That summer, I spent a lot of time with Doni. Not just because I realized early what a smart, quietly fun kid she was. And not because I felt sorry for her. Bethany left town. It wasn't any fun working at Miller’s Diner without her. We had always asked for the night shift because first, the tips were better with the evening menu and second, we liked to have our mornings free. We liked sleeping in. Exploring what new treasures had arrived at Divine's Emporium. Or just sitting somewhere quiet in the park and reading or daydreaming about our futures.
Well, Bethany's
future not only arrived, it snatched her up and dragged her off to Hollywood.

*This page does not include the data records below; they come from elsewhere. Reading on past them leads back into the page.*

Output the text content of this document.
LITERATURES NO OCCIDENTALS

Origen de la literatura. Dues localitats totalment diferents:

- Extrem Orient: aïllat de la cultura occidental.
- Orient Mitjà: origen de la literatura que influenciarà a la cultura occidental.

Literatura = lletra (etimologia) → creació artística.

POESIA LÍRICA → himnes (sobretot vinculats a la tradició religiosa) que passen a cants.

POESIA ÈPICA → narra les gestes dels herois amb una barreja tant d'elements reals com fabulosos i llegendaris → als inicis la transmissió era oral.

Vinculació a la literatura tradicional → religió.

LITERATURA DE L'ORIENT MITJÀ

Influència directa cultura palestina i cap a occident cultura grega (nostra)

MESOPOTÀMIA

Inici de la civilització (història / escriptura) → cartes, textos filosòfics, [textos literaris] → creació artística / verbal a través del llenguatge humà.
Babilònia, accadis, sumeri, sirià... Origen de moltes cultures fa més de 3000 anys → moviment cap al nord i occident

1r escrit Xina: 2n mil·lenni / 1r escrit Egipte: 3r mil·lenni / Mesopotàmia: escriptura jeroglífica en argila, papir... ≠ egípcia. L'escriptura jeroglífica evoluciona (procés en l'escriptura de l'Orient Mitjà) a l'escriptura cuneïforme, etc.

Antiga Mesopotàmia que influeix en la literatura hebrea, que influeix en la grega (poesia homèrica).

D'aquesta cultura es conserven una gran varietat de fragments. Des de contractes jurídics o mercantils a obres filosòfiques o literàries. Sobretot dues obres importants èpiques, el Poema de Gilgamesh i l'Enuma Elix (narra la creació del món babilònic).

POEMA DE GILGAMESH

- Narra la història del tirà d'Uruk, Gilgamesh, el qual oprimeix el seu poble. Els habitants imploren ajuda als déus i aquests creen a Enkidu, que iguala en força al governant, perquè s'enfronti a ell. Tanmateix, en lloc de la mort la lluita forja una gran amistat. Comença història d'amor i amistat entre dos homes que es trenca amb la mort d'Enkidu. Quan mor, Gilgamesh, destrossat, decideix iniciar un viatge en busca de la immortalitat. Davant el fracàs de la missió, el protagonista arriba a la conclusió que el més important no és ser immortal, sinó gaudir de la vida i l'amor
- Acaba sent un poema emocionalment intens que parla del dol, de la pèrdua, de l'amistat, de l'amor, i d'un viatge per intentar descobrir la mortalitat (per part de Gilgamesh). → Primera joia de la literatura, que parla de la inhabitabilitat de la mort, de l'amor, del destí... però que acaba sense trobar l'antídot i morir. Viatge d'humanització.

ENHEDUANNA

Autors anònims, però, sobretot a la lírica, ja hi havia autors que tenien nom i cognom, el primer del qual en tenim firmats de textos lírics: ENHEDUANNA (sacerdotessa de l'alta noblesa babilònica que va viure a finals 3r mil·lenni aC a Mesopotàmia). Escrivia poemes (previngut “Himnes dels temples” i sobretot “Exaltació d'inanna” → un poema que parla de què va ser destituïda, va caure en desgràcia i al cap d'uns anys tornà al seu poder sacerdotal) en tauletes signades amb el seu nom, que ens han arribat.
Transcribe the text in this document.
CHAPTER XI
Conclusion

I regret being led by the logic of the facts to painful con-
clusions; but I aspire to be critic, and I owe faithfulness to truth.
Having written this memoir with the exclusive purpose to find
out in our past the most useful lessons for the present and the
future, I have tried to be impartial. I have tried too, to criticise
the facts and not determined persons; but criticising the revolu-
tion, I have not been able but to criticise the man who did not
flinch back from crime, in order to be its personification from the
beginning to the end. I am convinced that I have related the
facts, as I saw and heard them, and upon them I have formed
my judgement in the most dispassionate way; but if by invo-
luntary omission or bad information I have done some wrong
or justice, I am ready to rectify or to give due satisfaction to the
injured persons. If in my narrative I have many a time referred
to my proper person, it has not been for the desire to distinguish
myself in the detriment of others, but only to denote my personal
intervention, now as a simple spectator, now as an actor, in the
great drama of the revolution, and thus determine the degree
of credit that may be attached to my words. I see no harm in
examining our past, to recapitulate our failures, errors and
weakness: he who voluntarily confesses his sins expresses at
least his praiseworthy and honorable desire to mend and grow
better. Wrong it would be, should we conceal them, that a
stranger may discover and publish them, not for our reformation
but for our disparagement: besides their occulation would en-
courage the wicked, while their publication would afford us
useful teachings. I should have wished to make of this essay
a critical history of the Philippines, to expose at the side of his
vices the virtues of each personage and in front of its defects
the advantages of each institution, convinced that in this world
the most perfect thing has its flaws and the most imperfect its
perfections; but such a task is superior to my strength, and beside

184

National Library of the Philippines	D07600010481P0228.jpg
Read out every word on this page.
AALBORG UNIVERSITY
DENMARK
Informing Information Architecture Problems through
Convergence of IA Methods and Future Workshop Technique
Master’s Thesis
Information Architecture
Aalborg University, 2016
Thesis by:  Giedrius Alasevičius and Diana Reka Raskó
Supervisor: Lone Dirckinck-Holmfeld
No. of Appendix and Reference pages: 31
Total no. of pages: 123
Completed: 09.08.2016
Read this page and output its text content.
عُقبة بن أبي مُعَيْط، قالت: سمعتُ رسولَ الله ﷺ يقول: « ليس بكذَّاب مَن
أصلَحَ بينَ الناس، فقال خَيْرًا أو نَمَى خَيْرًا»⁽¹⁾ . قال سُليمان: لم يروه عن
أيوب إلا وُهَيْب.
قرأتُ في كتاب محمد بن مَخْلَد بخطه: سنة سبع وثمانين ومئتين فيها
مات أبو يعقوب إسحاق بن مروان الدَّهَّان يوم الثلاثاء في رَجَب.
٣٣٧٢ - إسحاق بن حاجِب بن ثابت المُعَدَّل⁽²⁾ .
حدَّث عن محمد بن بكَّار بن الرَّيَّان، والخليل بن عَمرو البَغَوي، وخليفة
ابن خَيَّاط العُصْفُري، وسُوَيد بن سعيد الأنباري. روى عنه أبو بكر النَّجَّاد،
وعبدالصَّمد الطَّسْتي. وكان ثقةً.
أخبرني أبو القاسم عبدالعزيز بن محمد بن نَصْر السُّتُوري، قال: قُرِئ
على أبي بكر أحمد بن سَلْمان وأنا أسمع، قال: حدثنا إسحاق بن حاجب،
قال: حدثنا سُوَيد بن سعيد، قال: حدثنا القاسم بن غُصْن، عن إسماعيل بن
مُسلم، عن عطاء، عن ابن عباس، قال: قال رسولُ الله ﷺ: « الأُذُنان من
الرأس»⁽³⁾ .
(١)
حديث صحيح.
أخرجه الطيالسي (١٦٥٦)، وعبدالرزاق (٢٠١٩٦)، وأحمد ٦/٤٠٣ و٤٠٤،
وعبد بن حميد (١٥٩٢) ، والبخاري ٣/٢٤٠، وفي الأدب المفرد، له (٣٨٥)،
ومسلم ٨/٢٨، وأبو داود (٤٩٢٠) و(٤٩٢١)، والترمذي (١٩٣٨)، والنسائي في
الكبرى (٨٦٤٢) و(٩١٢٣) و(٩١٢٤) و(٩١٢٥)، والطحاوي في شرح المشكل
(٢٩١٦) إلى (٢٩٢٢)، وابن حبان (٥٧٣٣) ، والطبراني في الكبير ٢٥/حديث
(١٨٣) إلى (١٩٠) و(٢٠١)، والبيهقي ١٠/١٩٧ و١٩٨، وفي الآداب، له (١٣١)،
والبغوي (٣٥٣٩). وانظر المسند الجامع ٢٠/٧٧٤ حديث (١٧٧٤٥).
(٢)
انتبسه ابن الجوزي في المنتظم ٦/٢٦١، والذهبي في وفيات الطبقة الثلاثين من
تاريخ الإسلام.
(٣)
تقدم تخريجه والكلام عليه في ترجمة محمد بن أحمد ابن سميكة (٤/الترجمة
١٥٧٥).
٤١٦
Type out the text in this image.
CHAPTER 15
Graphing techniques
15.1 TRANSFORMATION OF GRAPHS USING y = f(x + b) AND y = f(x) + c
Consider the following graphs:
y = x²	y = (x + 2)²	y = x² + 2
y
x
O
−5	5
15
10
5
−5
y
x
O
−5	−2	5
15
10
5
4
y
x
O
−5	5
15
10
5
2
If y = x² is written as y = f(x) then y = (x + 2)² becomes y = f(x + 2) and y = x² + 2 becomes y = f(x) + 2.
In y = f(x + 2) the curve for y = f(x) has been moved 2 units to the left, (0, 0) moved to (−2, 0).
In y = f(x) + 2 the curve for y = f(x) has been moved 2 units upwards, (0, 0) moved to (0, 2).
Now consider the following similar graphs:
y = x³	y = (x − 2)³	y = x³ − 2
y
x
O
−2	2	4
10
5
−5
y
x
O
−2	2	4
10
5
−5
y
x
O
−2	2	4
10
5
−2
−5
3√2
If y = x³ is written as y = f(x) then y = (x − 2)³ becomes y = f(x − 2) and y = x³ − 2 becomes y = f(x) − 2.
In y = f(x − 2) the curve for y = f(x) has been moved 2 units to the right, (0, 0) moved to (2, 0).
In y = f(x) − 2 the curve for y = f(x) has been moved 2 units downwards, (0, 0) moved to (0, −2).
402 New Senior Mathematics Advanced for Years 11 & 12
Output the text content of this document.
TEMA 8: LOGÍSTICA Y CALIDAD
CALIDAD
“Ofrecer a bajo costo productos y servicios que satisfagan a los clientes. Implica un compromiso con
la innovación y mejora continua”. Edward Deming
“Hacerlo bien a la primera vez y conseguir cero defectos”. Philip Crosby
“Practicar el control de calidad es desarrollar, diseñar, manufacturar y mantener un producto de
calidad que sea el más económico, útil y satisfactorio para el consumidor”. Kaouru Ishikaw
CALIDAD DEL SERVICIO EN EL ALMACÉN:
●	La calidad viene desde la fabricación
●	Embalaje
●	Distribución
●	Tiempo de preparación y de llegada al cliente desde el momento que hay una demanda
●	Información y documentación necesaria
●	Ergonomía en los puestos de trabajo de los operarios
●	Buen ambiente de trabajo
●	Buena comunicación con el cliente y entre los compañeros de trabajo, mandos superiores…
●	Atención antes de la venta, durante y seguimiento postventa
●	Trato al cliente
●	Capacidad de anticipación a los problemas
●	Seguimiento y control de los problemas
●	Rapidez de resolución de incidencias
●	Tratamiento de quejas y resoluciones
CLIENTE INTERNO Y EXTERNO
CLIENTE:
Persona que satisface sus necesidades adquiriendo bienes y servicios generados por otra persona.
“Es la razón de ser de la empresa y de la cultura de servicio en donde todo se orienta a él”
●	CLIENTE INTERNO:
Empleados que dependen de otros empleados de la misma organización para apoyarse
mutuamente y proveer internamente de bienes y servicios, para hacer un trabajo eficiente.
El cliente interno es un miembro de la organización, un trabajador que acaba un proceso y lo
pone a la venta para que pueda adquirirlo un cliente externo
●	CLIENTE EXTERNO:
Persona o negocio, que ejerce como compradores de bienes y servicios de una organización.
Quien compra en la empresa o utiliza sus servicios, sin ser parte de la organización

So I was pretty much alone. Yeah, I had friends, but nobody I really liked to
hang with, day in and day out. I kept my night job at the diner, because I was
still saving for my dream computer.
Mornings were for
Doni and me. She was quite happy to spend her afternoons and evenings hanging
with Gram and Granddad, talking about books, working in Gram's garden, making a
place for herself. Roots.
She needed those
roots when the Hallidays fought back.
They got pretty
offensive because they had to get defensive. Mr. Carr went after them with
everything he could think of, to protect Doni from them in the future. We would
have preferred to let sleeping dogs lie, meaning doing everything possible to
avoid reminding the Hallidays we existed and Doni was with us. However, the
smart thing was to look for landmines now. We had been dealing with the Grandstones
for generations, here in Neighborlee. So we knew to anticipate the Hallidays
pulling the same kind of dirty tricks, and worse, once they learned just how
rich Doni would be when she reached twenty-one.
For example, the
Grandstones had bought up a bunch of old buildings, intending to get rich off
urban renewal. Kurt Hanson worked for a garage they bought. He quit when that
jerk-face Reggie Grandstone marched into the garage and boasted that he was now
Kurt’s boss. A year later, when Kurt sold a security alarm system he had been
working on at the garage, the Grandstones claimed that anything invented by
their employees was automatically their property. Even when they didn't sign
any agreement regarding intellectual property and work-for-hire.